パート 1 では、オンプレミスのコンテンツ オーサリング ツールである MadCap Flare Desktop を使って、HTML5 検索結果に表示するマイクロコンテンツを作成するため、Flare プロジェクトとマイクロ コンテンツ ファイルを作成し、マイクロコンテンツの応答と代替フレーズを作成する方法を説明しました。
パート 2 では、マイクロコンテンツをシングルソース化する方法について説明します。
このシリーズのパート 1 をまだご覧になっていない場合は、先にパート 1 をご覧ください。
マイクロコンテンツのシングルソース化
このチュートリアルで説明した方法を使用すれば、検索結果に表示されるマイクロコンテンツに関して、多くの目的を達成できます。しかし、マイクロコンテンツの表示場所や外観を制御するために、特定の変更を加えたい場合もあるでしょう。例えば、マイクロコンテンツのフレーズを一部の出力には含め、他の出力には含めないといった場合です。また、トピック内とマイクロコンテンツ内では外観を変えたい場合も、コンテンツ セットを 2 つ作成するのは避けたいでしょう。これらの目的を達成するため、条件やスタイルを使用してコンテンツをシングルソース化することができます。
出力からマイクロコンテンツを除外する方法
- インターフェイスの左側で、[プロジェクト オーガナイザ] を開きます。
- 条件付きテキスト フォルダを展開し、Default をダブルクリックします。[条件タグ設定エディタ] が開きます。

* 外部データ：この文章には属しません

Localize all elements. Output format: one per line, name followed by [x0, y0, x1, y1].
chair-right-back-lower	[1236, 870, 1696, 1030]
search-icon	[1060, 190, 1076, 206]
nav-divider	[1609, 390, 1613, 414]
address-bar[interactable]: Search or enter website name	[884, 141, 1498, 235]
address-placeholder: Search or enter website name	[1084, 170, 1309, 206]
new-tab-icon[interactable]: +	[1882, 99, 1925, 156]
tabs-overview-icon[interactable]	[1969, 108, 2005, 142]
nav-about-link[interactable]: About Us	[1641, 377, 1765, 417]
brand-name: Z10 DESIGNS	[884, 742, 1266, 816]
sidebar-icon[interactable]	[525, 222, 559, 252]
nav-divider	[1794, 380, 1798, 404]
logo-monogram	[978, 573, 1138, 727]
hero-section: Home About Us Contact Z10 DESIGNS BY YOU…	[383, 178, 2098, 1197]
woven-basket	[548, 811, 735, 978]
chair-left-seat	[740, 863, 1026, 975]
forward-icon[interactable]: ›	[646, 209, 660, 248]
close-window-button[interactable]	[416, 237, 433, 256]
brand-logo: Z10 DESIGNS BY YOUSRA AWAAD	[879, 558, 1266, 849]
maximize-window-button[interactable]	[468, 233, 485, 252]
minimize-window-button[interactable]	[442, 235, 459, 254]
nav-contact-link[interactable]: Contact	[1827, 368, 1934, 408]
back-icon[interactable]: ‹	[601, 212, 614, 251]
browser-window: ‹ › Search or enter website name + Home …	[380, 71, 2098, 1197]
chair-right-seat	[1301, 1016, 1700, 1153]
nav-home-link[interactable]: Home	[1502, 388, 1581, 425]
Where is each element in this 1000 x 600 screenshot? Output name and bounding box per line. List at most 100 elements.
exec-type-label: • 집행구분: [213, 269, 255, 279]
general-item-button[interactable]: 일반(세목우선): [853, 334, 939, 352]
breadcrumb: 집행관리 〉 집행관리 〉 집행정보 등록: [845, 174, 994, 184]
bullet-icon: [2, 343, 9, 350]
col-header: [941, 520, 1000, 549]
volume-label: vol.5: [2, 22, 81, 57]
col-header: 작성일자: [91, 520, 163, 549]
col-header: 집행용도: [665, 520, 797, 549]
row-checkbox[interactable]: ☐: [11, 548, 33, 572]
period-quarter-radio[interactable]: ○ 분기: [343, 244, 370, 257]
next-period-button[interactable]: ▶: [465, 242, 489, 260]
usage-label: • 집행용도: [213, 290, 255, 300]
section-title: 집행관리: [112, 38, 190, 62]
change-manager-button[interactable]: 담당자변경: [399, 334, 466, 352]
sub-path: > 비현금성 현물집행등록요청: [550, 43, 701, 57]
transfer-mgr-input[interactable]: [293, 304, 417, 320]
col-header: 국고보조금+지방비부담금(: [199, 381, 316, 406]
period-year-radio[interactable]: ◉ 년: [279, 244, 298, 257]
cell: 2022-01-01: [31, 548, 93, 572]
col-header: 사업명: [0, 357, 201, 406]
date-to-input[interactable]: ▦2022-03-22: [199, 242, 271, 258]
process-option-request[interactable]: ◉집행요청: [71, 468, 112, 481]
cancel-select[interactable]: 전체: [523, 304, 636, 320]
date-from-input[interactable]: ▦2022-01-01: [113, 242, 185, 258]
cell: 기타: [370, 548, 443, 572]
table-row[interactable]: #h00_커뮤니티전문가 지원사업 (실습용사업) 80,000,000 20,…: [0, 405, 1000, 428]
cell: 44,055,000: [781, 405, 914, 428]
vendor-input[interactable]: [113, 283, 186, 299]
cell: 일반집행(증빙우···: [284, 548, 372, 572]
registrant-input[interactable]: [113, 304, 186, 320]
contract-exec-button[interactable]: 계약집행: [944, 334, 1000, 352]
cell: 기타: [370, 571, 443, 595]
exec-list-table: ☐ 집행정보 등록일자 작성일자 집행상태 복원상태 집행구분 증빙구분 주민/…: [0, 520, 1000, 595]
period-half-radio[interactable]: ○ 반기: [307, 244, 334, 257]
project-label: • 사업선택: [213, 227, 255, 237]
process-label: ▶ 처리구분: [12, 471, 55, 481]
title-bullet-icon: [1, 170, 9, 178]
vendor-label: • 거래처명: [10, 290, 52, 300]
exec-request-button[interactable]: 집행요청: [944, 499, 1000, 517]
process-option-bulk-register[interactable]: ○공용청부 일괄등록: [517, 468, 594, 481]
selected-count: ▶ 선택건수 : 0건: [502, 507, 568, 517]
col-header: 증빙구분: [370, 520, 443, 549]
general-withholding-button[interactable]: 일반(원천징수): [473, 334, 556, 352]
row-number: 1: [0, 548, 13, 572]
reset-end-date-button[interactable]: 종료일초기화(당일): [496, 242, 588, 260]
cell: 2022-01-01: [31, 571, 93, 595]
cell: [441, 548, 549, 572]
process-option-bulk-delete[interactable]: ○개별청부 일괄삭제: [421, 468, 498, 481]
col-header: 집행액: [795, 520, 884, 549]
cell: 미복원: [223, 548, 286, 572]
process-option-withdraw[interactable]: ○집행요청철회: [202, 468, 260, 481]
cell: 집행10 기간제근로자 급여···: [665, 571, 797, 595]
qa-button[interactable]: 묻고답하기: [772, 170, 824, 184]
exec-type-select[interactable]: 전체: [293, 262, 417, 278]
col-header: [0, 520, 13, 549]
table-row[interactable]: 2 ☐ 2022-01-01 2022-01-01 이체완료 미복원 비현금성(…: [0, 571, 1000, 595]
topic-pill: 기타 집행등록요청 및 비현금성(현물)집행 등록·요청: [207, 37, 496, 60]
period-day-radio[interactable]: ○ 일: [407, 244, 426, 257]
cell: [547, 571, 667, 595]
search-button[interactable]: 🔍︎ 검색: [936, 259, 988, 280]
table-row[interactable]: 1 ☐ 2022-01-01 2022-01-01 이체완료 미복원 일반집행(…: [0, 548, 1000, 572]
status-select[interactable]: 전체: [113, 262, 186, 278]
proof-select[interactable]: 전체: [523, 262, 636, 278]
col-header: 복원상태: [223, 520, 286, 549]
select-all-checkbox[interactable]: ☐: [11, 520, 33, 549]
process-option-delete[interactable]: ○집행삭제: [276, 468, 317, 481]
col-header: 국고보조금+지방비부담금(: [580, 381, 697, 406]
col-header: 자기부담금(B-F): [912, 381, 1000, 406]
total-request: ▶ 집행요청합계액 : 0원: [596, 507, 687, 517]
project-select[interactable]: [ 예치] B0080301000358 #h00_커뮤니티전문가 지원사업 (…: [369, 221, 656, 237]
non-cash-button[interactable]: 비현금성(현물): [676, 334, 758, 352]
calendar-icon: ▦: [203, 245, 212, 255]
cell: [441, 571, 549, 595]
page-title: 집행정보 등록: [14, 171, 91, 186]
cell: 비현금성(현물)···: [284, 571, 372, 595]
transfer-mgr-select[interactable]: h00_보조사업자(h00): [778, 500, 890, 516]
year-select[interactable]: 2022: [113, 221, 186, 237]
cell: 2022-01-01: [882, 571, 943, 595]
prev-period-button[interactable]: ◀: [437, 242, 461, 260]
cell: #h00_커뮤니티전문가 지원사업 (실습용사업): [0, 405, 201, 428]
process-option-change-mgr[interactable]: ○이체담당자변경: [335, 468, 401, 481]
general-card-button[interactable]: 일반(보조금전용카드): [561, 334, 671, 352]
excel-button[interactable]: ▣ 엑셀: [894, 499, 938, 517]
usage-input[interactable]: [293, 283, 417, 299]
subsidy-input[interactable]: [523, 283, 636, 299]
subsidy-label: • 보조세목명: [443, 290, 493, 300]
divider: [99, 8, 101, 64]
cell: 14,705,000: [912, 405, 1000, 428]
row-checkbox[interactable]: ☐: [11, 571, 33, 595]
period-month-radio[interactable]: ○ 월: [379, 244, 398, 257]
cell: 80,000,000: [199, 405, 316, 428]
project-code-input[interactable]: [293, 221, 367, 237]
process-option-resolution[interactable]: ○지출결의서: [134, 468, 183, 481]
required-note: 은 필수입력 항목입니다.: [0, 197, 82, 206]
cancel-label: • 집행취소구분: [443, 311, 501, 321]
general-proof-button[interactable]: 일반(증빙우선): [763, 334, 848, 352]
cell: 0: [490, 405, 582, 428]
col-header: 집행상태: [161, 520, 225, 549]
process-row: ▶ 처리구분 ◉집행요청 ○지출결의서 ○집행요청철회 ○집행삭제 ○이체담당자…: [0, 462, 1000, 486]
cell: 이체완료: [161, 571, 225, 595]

- ここでは、2 つの新しい条件を作成しましょう。ツールバーにある
をクリックします。新しい行が追加され、選択状態になります。 - F2 キーを押してテキストを選択し、「HTML5Output1」と入力して ENTER キーを押します。新しい条件のデフォルトの色を変更することもできますが、ここでは変更しません。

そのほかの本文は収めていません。